Toutes les provinces ne réclamèrent pas leurs libertés avec la même
hardiesse. La Virginie, par exemple, était plus soumise, et les réponses
du chevalier Berkeley aux lords commissaires en 1671, nous apprennent
qu'elle s'était conformée à l'acte de navigation, à son grand détriment.
En effet, cette loi y avait fait cesser presque complètement la
construction des navires, branche importante de son commerce.

Cette lutte sourde d'intérêts commerciaux entre les colonies et la
métropole, annonce les progrès que les premières avaient déjà faits.
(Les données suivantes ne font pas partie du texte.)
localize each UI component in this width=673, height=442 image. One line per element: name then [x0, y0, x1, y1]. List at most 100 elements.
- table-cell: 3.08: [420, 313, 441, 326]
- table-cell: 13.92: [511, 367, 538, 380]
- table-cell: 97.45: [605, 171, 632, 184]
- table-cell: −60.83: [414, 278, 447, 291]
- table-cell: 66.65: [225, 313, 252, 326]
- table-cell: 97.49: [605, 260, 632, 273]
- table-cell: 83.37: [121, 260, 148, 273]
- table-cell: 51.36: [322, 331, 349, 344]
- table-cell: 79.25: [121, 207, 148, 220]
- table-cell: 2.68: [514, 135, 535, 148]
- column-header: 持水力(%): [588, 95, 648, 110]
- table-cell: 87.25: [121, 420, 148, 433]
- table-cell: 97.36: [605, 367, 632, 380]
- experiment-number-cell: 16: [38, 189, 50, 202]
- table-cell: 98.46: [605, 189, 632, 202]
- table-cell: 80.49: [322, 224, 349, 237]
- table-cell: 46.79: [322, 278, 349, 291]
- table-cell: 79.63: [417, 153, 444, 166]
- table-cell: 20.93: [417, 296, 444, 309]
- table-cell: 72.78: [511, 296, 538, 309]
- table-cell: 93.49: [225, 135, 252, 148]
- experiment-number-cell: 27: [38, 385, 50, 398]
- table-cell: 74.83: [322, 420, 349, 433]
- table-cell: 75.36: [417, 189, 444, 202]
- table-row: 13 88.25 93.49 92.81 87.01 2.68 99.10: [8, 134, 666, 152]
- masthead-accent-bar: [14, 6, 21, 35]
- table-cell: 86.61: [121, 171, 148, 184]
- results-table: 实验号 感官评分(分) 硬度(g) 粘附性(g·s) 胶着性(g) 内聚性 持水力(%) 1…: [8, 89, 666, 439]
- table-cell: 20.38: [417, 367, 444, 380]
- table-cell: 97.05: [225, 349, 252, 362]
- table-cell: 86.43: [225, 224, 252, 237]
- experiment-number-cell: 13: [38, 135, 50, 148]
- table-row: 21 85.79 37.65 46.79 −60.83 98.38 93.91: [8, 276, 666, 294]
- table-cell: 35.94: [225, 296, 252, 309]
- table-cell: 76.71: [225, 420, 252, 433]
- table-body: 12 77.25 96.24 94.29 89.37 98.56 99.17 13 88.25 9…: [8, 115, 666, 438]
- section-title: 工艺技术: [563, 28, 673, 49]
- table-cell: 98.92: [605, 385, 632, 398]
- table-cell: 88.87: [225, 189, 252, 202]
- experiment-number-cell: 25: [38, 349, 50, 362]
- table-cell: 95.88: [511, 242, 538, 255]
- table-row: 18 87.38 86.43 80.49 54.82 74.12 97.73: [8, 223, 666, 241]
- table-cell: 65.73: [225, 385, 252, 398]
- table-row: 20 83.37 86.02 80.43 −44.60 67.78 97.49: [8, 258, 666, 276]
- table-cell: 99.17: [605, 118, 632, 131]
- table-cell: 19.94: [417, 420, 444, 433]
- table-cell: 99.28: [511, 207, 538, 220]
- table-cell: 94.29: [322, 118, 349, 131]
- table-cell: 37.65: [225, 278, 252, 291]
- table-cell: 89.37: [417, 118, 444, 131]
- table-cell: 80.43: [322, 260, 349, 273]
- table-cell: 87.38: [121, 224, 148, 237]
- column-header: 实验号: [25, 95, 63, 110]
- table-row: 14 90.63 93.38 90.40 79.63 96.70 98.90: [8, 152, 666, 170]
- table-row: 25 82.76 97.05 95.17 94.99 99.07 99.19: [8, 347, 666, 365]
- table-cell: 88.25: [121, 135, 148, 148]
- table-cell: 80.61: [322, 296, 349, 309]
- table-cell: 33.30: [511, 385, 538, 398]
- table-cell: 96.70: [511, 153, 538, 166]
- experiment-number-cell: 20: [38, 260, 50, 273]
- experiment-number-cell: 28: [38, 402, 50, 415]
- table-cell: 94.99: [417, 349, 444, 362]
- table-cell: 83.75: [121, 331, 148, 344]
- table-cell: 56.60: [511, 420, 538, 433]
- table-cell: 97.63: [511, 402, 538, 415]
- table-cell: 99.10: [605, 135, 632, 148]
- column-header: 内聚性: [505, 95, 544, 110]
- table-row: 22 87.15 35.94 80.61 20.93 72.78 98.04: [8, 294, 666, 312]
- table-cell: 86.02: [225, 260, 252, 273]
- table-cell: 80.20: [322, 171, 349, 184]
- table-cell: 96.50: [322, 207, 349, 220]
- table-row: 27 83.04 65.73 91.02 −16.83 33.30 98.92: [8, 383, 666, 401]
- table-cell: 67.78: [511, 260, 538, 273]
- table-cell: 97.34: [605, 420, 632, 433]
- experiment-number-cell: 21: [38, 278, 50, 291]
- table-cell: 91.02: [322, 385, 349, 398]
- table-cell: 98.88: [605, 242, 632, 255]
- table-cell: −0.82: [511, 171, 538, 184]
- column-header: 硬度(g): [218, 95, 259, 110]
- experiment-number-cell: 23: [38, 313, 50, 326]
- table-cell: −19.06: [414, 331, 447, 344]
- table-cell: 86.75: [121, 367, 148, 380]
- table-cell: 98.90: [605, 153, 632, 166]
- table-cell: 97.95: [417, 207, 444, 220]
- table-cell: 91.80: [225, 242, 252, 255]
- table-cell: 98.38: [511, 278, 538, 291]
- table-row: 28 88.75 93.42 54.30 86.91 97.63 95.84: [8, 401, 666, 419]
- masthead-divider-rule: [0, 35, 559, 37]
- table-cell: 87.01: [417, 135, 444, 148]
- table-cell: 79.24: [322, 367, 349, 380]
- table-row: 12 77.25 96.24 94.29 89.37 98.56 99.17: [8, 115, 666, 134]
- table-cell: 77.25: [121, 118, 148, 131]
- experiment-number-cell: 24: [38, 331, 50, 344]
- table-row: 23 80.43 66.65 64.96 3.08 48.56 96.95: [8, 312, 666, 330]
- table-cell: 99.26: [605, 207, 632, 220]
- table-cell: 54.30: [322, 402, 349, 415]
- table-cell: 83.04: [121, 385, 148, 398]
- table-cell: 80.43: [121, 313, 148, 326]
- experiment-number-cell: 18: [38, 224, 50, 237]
Le
chiffre de leurs exportations dans la Grande-Bretagne fut en 1701 de
£309,136; et celui de leurs importations du même pays, de £343,828,
l'excédant des importations sur les exportations étant probablement
couvert par les achats que faisaient les émigrans en s'embarquant pour
l'Amérique, et par les dépenses du gouvernement militaire. Ces colonies
payaient elles-mêmes depuis longtemps les dépenses de leur gouvernement
civil. En temps de guerre, elles fournissaient aussi leurs contingens
d'hommes et d'argent, selon leurs forces, leur population et la
proximité du théâtre des hostilités.

Le Massachusetts a toujours été la première et la plus avancée des
provinces britanniques. Possédant en abondance dans son sein tout ce qui
est nécessaire à l'existence d'une marine et à sa fourniture, comme des
bois de construction de toute espèce, de la poix, du goudron, du
chanvre, du fer, des douves, des madriers, etc., elle bâtissait tous les
ans quantité de navires, qu'elle vendait en Angleterre et ailleurs. Son
commerce employait déjà près de 750 vaisseaux de 6 à 250 tonneaux; ses
principaux chantiers de construction étaient à Boston, Charlestown,
Salem, Ipswick, Salisbury et Portsmouth.

Elle exportait des bois, des animaux vivans, de la farine, de la drèche,
du biscuit, des salaisons de viande et de poisson, etc., dans la
Virginie et le Maryland, à la Jamaïque, à la Barbade, à Nevis, à
St.-Christophe et dans plusieurs autres îles du golfe mexicain, en
Espagne, en Portugal, aux îles Madère et Canaries, en France, en
Hollande, aux villes anséatiques, et enfin dans les îles britanniques de
la Manche; et elle en rapportait les objets dont elle pouvait avoir
besoin pour sa consommation ou pour son négoce. Les marchandises
manufacturées et les produits des climats méridionaux formaient la masse
de ces importations. Ce commerce, elle le faisait cependant malgré la
métropole.

M. Randolph écrivait à la cour qu'on ne tenait aucun compte en Amérique
de l'acte de navigation et des lois passées par le parlement impérial
pour régler le commerce, qui était complètement libre à toutes les
nations. Quant à celui des Indes occidentales, disait-il, le marchand
anglais en est presque exclus par celui de la Nouvelle-Angleterre, qui
peut y donner ses denrées à un prix considérablement plus bas. Ainsi la
Grande-Bretagne a perdu la plus grande partie du commerce de l'ouest. Le
marchand américain expédie même déjà des navires chargés de mâtures pour
la Guinée, Madagascar et les côtes de l'Inde.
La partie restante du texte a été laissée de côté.